Thesis Working Title

Essays on Financing Low-carbon Climate Resilient Infrastructure in Southern Africa

Private participation in infrastructure (PPI) has long been hyped as essential for satisfying the infrastructure and Sustainable Development Goals (SDG) financing gap worldwide. However, the level of PPI in Sub Sahara Africa countries has been underwhelming relative to expectations as well as investment levels witnessed in other developing regions, and in developed countries. Ironically, PPI underperformance in the SSA region sharply contrasts with the phenomenal international capital markets growth whose liquidity trends have been markedly exceptional; reaching near zero interest rates in OECD countries.

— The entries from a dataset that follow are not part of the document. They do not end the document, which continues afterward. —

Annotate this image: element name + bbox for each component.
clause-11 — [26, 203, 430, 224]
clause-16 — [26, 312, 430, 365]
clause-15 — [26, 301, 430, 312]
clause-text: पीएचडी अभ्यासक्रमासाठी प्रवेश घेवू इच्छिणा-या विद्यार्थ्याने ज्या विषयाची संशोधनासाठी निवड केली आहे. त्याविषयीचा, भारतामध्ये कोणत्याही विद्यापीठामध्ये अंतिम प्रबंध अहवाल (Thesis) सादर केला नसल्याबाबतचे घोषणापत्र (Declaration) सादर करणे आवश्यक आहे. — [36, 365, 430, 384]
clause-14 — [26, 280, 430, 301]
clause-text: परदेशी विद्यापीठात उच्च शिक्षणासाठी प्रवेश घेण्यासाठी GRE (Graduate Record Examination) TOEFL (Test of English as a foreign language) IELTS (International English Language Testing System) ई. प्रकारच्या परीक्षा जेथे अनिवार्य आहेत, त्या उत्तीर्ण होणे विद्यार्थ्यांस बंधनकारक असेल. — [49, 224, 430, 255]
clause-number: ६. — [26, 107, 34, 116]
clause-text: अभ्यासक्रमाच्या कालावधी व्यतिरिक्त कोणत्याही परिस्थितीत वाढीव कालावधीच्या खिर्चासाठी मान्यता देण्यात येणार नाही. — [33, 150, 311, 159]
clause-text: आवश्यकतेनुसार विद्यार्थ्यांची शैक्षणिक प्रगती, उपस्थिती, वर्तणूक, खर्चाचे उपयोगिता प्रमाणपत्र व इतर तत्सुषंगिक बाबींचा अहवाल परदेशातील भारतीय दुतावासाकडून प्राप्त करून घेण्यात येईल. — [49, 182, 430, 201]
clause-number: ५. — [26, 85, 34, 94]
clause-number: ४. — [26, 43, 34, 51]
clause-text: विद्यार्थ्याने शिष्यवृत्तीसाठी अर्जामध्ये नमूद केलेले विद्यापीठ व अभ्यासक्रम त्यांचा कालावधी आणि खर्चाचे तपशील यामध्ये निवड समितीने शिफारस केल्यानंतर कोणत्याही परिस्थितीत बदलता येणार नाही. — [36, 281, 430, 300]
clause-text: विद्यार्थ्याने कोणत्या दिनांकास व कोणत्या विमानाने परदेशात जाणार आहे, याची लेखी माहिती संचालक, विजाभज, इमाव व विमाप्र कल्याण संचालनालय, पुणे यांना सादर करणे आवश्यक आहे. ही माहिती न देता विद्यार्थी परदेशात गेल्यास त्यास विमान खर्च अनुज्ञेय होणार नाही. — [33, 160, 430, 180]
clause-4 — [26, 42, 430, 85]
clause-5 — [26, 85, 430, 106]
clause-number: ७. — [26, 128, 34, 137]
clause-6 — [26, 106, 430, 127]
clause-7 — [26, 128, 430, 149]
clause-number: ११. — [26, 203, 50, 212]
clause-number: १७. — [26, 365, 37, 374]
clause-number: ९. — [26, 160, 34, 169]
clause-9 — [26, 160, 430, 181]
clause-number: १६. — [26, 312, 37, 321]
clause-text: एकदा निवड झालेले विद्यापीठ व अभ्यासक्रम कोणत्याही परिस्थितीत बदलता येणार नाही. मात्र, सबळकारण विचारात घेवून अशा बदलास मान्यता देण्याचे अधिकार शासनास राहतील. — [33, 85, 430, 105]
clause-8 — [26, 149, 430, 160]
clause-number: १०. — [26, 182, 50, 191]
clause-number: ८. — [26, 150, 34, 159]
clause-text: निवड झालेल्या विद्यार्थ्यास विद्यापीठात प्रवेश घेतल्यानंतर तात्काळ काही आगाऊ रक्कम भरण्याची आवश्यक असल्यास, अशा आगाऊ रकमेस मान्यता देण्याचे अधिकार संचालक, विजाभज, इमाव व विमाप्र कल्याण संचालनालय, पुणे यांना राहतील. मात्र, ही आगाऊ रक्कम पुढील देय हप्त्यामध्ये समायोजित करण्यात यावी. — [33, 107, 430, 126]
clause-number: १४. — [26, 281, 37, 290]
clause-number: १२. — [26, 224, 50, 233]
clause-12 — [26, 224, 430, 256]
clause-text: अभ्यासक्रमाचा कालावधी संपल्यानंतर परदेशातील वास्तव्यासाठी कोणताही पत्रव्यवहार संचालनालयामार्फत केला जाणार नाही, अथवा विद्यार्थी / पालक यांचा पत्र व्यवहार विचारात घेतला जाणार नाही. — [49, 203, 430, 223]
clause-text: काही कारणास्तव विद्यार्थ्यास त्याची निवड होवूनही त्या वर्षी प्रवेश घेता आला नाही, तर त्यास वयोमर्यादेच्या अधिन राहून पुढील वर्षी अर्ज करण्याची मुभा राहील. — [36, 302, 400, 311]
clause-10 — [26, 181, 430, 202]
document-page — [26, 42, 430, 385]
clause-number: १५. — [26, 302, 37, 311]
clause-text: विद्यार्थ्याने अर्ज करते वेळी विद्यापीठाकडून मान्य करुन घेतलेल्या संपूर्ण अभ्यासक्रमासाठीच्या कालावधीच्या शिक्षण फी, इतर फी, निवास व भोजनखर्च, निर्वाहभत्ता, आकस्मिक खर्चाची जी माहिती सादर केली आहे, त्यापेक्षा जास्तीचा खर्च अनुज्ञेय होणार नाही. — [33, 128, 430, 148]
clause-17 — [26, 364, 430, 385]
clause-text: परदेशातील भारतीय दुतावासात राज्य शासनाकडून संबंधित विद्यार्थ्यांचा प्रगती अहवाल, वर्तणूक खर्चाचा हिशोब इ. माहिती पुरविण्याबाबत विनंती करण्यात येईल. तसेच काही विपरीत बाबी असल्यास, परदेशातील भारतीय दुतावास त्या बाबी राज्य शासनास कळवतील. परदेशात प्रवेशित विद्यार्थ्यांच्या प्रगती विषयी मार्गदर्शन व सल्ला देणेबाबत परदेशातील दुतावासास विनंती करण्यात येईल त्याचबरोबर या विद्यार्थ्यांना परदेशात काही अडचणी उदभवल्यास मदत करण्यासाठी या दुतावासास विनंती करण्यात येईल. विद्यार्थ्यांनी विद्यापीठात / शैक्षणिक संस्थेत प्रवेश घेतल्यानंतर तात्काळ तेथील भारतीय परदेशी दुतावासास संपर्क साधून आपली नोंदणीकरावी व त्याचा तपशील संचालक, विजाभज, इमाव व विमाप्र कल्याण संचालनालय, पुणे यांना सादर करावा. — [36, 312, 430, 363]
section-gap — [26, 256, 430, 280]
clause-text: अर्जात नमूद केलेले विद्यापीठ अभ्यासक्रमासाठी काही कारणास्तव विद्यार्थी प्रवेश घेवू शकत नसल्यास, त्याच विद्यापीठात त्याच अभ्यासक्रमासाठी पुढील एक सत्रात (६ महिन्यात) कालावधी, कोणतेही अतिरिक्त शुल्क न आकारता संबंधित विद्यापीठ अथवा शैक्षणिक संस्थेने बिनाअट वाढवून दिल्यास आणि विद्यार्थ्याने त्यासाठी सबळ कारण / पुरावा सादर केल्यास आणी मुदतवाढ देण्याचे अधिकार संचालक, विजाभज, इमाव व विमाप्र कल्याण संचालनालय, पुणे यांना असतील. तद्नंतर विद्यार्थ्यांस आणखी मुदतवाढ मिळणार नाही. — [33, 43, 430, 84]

Increasingly, a common consensus is emerging among African policymakers, development practitioners, and researchers alike that innovative financing structures that de-risk public infrastructure projects will be required to catalyse PPI to supplement traditional sources of infrastructure finance and bridge the huge infrastructure deficit (Schinko & Komendantova, 2015; CEPA, 2015); This is especially so, in the face of fiscal austerity, renewed global demands for Low-carbon Climate Resilient (LCR) infrastructure, and limited infrastructure financing from traditional sources such as Official Development Aid (ODA). Yet PPI is not without risks and controversies as reported in many contemporary studies (Gabor, 2018; Leigland, 2018; Reeves, 2015)

The proposed study revolves around understanding Private Participation in Infrastructure (PPI) in Low Income Countries (LICs) generally and particularly in Southern Africa. Motivated by the critical role infrastructure plays in the development, growth, competitiveness, and climate resilience of nations vis-à-vis the significant infrastructure gap that continues to constrain Southern African Development Community (SADC) LICs’ economic potential as well as competitiveness, this research examines the vast challenges and opportunities for PPI in Southern Africa.